NASA Postpones Launch of Orion Spacecraft Due to Wind, Rocket Valves Till Friday
The Orion capsule sits on top of the service module at Kennedy Space Center, Florida. (Reuters)
Cape Canaveral: The first test launch of NASA's new deep space capsule, Orion, was postponed until Friday due to wind gusts and technical issues with the rocket, the US space agency said on Thursday.

After multiple aborts in the nearly three-hour launch window on Thursday, NASA decided to try again on Friday beginning at 7:05 am (1205 GMT) from Cape Canaveral, Florida for the capsule, which is meant to carry humans to an asteroid or Mars in the coming years.

Tourists and space enthusiasts lined the area known as Florida's Space Coast to see the take-off of the Delta IV Heavy rocket powered by three boosters, and 27,000 guests were at the Kennedy Space Center for a close-up look.

The capsule's four-and-a-half hour test flight is due to carry the spacecraft around the Earth twice before splashing down in the Pacific Ocean.

The launch is the first of a US spacecraft meant to carry people into deep space in more than four decades, since the Apollo missions that brought men to the Moon.

With no American vehicle to send humans to space since the space shuttle was retired in 2011, some at NASA said the Orion launch has re-energized the US space program, long constrained by government belt-tightening and forced to rely on costly rides aboard Russian Soyuz spacecraft to reach the International Space Station in low-Earth orbit.

Potential future missions for Orion, which can fit four people at a time, include a trip to lasso an asteroid and a journey to Mars by the 2030s.

"We haven't had this feeling in a while, since the end of the shuttle program, (of) launching an American spacecraft from America's soil and beginning something new," said Mike Sarafin, lead flight director at NASA's Johnson Space Center in Houston.

- Two laps around Earth -

The launch aims to propel 1.63 million pounds (739,000 kilograms) of spacecraft, rocket and fuel straight into space, where the capsule was due to make two laps around the Earth before splashing down in the Pacific Ocean around 11:30 am (1630 GMT).

The first orbit was to be about as high as the International Space Station, which circles at an altitude of about 270 miles (430 kilometers), but the second would soar 15 times higher, to an apogee of 3,600 miles above the Earth.

The chief contractor of the Orion capsule is Lockheed Martin. The spacecraft was first designed to take humans to the Moon as part of NASA's Constellation program, which was cancelled by President Barack Obama in 2010, in favor of seeking new destinations in deep space.

The goal is both nebulous and costly, and NASA has already spent $9.1 billion on Orion and the powerful rocket meant to propel it with crew on board, the Space Launch System (SLS).

Another unmanned test flight is slated for 2018. The first Orion test flight with people on board is scheduled for 2021, and costs are projected to reach $19-22 billion.

- Safety first -

As NASA looks beyond the Moon, safety for human explorers is another key problem that has yet to be solved.

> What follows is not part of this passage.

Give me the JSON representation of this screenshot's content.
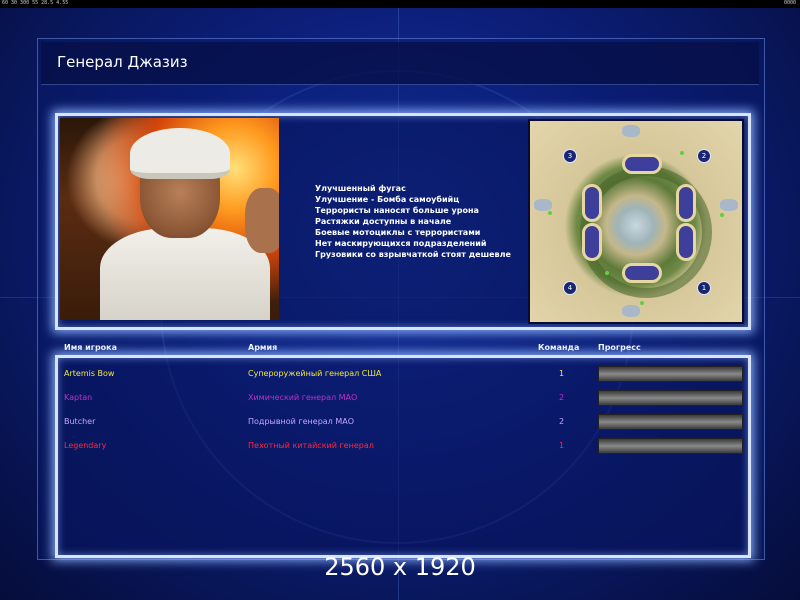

"Radiation is one of the biggest challenges for us," NASA Administrator Charles Bolden told an audience of NASA enthusiasts gathered at Kennedy Space Center for a social media event.

The primary objective of the test, according to Orion program manager Mark Geyer, is to see how the heat shield performs as it reaches temperatures of 4,000 degrees Fahrenheit (2,200 Celsius) on its high-speed plunge back to Earth at a velocity of 20,000 miles per hour.

"A part of me hopes that everything is perfect. We land, have high-fives and everybody has a great time," Geyer told reporters earlier this week.

But he added that the test is designed to find things that go wrong before precious lives are at risk.

"We want to discover things that are beyond our modeling capability and beyond our expertise so we can learn it and fix it before we put people on board."